テレビでドラマをやっているので売っていたのであろう。
黄昏流星という題が、はやくも悪意丸出しであるが、作者は島耕作かなんかの作者なので、しょうがない。島耕作は読んだことがないのだが。と思ってみたのだが第一巻だけ読んだことがある。なんだか調子こいた若い社員がいろいろな人とベッドインしまくるまんがだった記憶する。光がない源氏物語みたいなものであろう。これが、社長とか会長にもなるらしいので、誠にリアリズムである。
先日、NHKで山一証券破綻の特集をやっていた。破綻のまえ、社員たちは出勤するとトイレで呻いたりしてたそうである。島耕作にもそういう場面があるのであろうか。知らんけど。
学生のレポートをみていると、学生たちが自分たちを「一般人」として自己規定しているのをよくみる。

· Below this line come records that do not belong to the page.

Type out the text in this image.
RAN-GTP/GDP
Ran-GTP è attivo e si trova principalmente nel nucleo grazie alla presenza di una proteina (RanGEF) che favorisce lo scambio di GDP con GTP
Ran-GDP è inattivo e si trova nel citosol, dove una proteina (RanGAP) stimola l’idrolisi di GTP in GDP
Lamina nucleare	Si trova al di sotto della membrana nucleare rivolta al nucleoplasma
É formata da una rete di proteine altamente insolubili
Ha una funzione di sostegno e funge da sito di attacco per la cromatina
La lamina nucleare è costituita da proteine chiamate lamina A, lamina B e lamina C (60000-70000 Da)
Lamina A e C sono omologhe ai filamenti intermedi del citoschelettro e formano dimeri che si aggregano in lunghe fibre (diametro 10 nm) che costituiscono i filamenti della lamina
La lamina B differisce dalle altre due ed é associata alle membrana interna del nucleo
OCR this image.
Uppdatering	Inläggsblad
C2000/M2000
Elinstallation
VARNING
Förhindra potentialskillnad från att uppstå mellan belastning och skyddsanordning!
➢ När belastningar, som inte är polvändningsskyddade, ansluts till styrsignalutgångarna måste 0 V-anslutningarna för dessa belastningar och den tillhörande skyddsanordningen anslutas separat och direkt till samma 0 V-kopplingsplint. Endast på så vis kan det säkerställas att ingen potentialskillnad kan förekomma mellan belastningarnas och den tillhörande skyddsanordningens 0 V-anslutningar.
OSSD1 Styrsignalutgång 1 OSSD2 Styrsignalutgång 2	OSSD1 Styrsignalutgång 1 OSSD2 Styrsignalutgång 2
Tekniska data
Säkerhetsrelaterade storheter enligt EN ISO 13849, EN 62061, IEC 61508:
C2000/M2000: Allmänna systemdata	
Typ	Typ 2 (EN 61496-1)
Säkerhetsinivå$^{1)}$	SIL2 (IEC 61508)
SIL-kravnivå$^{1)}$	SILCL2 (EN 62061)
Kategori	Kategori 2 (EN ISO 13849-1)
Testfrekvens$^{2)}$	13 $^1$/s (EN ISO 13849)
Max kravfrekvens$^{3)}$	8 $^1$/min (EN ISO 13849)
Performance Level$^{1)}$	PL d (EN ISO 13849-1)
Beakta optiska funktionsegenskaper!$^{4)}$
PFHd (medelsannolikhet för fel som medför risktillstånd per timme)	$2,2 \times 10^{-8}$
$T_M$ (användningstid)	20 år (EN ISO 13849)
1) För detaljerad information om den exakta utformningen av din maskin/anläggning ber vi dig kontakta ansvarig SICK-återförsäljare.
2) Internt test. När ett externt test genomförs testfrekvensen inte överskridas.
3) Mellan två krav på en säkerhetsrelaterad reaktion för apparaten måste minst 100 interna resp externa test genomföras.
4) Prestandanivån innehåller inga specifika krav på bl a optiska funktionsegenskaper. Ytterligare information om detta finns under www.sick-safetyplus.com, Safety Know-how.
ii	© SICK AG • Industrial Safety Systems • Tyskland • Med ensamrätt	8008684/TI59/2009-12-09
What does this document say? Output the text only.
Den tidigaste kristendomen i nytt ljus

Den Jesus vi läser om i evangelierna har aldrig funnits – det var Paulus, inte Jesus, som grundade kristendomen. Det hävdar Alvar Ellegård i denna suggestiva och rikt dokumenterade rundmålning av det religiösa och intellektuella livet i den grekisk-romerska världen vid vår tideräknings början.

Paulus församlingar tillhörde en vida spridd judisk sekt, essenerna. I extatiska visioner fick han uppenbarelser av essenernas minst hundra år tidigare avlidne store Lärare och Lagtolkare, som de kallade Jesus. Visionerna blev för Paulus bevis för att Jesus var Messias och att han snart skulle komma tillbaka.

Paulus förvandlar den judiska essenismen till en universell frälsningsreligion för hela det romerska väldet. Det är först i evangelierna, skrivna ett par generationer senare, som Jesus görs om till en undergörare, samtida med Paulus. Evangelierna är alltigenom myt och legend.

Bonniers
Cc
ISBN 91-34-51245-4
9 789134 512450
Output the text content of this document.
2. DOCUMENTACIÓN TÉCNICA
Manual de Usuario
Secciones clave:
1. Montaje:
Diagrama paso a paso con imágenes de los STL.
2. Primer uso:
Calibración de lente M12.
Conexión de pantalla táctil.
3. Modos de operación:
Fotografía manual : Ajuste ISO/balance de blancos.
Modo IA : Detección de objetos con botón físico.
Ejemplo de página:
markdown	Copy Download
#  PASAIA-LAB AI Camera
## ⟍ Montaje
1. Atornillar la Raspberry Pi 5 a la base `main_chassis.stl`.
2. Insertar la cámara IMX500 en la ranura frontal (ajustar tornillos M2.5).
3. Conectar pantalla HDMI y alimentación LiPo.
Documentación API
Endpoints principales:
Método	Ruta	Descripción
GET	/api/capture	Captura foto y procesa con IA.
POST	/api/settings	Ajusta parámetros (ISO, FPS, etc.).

そういえば、「黄昏流星群」のなかでいけ好かない大蔵官僚がでてきて、主人公が彼を殴ったりする。確かにわかりやすい場面である。一般人や大衆がそれ自体で「善」であるならば。
学生のレポートの変遷を観察すると、「蟹工船」なんかを、昔の教条主義者もびっくりの調子で批評する類を目撃したのが、十年ぐらいまえで、そのあたりからプロレタリアートでない者までプロレタリアートのような面をしてモノを言うような風景が見られるようになってきた。まあ、自覚が先にあったのではなく、言ってからそんな気分になったというのが正確である気もする。プロレタリア文学の発明した?「労働者」はいまも亡霊として強力である。
我々はかかる錯乱を起こしたまま黄昏れることはできない。必ず馬鹿にされて終わるというのが歴史の必然のような気がする。むろん、島耕作の作者みたいな行き方もありなのである。その表面的な推移が妙にリアルである。そんな描き方が重要だということを忘れると……。